B-

Reign Over Me

Once the towers collapsed in Oliver Stone's World Trade Center, the film so cravenly dodged any commentary on 9/11 that it became more or less a trapped-in-the-well melodrama, not far removed from the TV movies that sprung up around 2002's dramatic Pennsylvania coal-miner rescue. But Stone's film looks like United 93 compared to Reign Over Me, which concerns a grief-stricken man (Adam Sandler) who lost his wife and three daughters in one of the planes that left Boston that fateful morning. For most of the film, the tragedy is acknowledged in cryptic terms, but even once 9/11 enters the conversation, the significance of the day never registers: How does losing your loved ones in a plane crash on 9/11 differ from, say, losing them to a car crash the day before? There probably are differences—not least, the constant reminders in the headlines and news segments that have followed every day since—but writer-director Mike Binder evokes them so poorly that 9/11 becomes baggage the film could do without.

And yet for all its flaws, Reign Over Me is still surprisingly affecting—a description that would also go a long way toward explaining Sandler's alternately mannered and heartbreaking performance. Looking uncannily like Bob Dylan gone to seed, Sandler plays a shabby New Yorker who has holed himself up in his apartment since his family's death, and refuses to remember anything about 9/11 or the days previous. Sandler doesn't even recognize his old dental-school buddy Don Cheadle, but Cheadle insists on rekindling their friendship anyway, partly because he wants to get away from his nagging wife (Jada Pinkett Smith) once in awhile. Cheadle gamely puts up with Sandler's eccentricities, but he eventually calls on a psychologist (Liv Tyler) to help Sandler get through what she diagnoses as Post-Traumatic Stress Disorder.

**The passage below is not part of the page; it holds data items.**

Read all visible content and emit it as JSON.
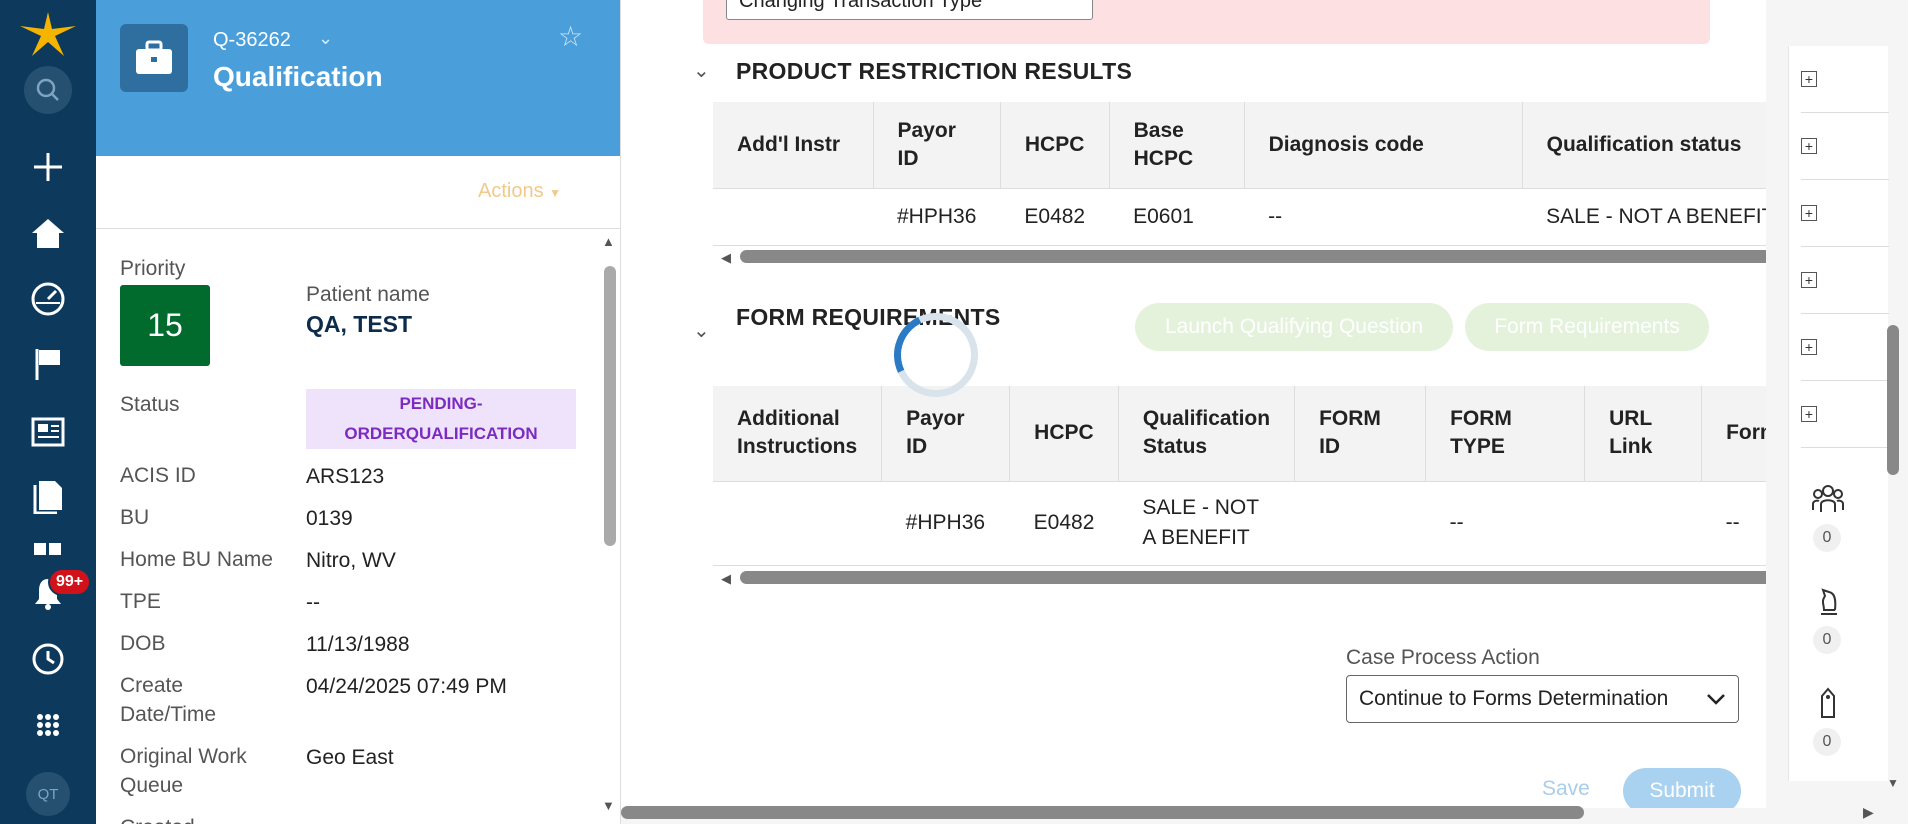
{
  "nav": {
    "notification_badge": "99+",
    "avatar_initials": "QT",
    "icons": [
      "star-logo-icon",
      "search-icon",
      "plus-icon",
      "home-icon",
      "dashboard-gauge-icon",
      "flag-icon",
      "news-icon",
      "documents-icon",
      "widgets-icon",
      "bell-icon",
      "history-icon",
      "apps-grid-icon"
    ]
  },
  "case": {
    "id": "Q-36262",
    "title": "Qualification",
    "actions_label": "Actions",
    "priority_label": "Priority",
    "priority_value": "15",
    "patient_name_label": "Patient name",
    "patient_name": "QA, TEST",
    "status_label": "Status",
    "status_value_line1": "PENDING-",
    "status_value_line2": "ORDERQUALIFICATION",
    "fields": [
      {
        "label": "ACIS ID",
        "value": "ARS123"
      },
      {
        "label": "BU",
        "value": "0139"
      },
      {
        "label": "Home BU Name",
        "value": "Nitro, WV"
      },
      {
        "label": "TPE",
        "value": "--"
      },
      {
        "label": "DOB",
        "value": "11/13/1988"
      }
    ],
    "create_label_1": "Create",
    "create_label_2": "Date/Time",
    "create_value": "04/24/2025 07:49 PM",
    "queue_label_1": "Original Work",
    "queue_label_2": "Queue",
    "queue_value": "Geo East",
    "created_label": "Created"
  },
  "main": {
    "alert_input_value": "Changing Transaction Type",
    "product_section_title": "PRODUCT RESTRICTION RESULTS",
    "product_table": {
      "headers": [
        "Add'l Instr",
        "Payor ID",
        "HCPC",
        "Base HCPC",
        "Diagnosis code",
        "Qualification status"
      ],
      "rows": [
        [
          "",
          "#HPH36",
          "E0482",
          "E0601",
          "--",
          "SALE - NOT A BENEFIT"
        ]
      ]
    },
    "forms_section_title": "FORM REQUIREMENTS",
    "launch_button": "Launch Qualifying Question",
    "form_req_button": "Form Requirements",
    "forms_table": {
      "headers": [
        "Additional Instructions",
        "Payor ID",
        "HCPC",
        "Qualification Status",
        "FORM ID",
        "FORM TYPE",
        "URL Link",
        "Form Pu"
      ],
      "rows": [
        [
          "",
          "#HPH36",
          "E0482",
          "SALE - NOT A BENEFIT",
          "",
          "--",
          "",
          "--"
        ]
      ]
    },
    "case_process_label": "Case Process Action",
    "case_process_value": "Continue to Forms Determination",
    "save_label": "Save",
    "submit_label": "Submit"
  },
  "rail": {
    "counts": [
      "0",
      "0",
      "0"
    ]
  }
}
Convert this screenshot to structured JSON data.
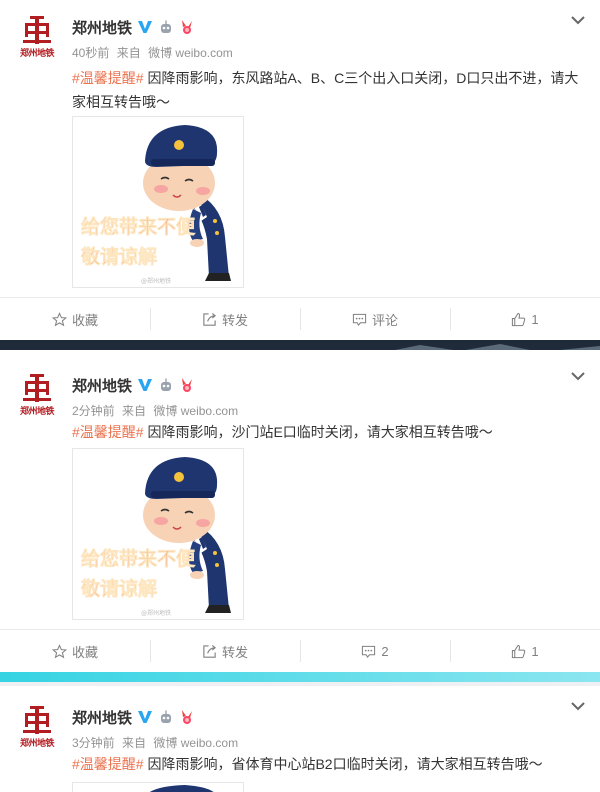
{
  "account": {
    "name": "郑州地铁",
    "logo_text": "郑州地铁"
  },
  "posts": [
    {
      "time": "40秒前",
      "source_prefix": "来自",
      "source": "微博 weibo.com",
      "topic": "#温馨提醒#",
      "text": " 因降雨影响，东风路站A、B、C三个出入口关闭，D口只出不进，请大家相互转告哦～",
      "image_caption": [
        "给您带来不便",
        "敬请谅解"
      ],
      "image_watermark": "@郑州地铁",
      "actions": {
        "favorite": "收藏",
        "repost": "转发",
        "comment": "评论",
        "like": "1"
      }
    },
    {
      "time": "2分钟前",
      "source_prefix": "来自",
      "source": "微博 weibo.com",
      "topic": "#温馨提醒#",
      "text": " 因降雨影响，沙门站E口临时关闭，请大家相互转告哦～",
      "image_caption": [
        "给您带来不便",
        "敬请谅解"
      ],
      "image_watermark": "@郑州地铁",
      "actions": {
        "favorite": "收藏",
        "repost": "转发",
        "comment": "2",
        "like": "1"
      }
    },
    {
      "time": "3分钟前",
      "source_prefix": "来自",
      "source": "微博 weibo.com",
      "topic": "#温馨提醒#",
      "text": " 因降雨影响，省体育中心站B2口临时关闭，请大家相互转告哦～"
    }
  ],
  "colors": {
    "topic": "#eb7350",
    "verified": "#2aa5f0",
    "logo": "#b21d22",
    "caption": "#e8502a"
  },
  "icons": [
    "chevron-down-icon",
    "verified-v-icon",
    "robot-icon",
    "medal-icon",
    "star-icon",
    "share-icon",
    "comment-icon",
    "like-icon"
  ]
}
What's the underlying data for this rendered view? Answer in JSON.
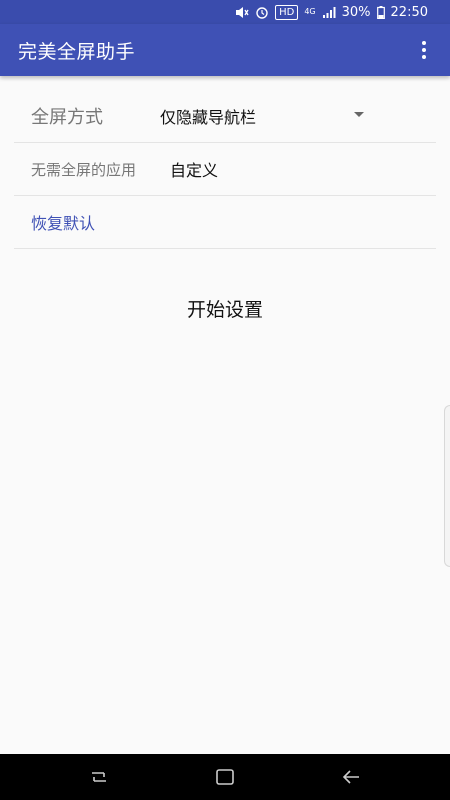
{
  "status": {
    "battery": "30%",
    "time": "22:50",
    "hd_badge": "HD",
    "network": "4G"
  },
  "app_bar": {
    "title": "完美全屏助手",
    "menu_icon": "more-vert-icon"
  },
  "settings": {
    "fullscreen_mode": {
      "label": "全屏方式",
      "value": "仅隐藏导航栏"
    },
    "excluded_apps": {
      "label": "无需全屏的应用",
      "value": "自定义"
    },
    "restore_default": "恢复默认"
  },
  "action": {
    "start_label": "开始设置"
  },
  "colors": {
    "primary": "#3f51b5",
    "status_bar": "#3a4cad",
    "link": "#3f51b5"
  }
}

Within his shambling narrative, Binder also finds room for Saffron Burrows as a beautiful woman who threatens to sue Cheadle for refusing to allow her to administer a blowjob at his dental practice, and the craziest courtroom scene since Judge Reinhold and "the Hung Jury" on Arrested Development. At times, Sandler's man-child regresses to such a degree that it's hard to tell whether he's bereaved or mentally retarded, but just as often, his vulnerability is so plainly wrought that it's impossible not to be moved by it. Looking past the many distractions, Reign Over Me is at its heart a simple story about friendship and loss, carried over with enough genuine feeling to excuse its uncertain footing.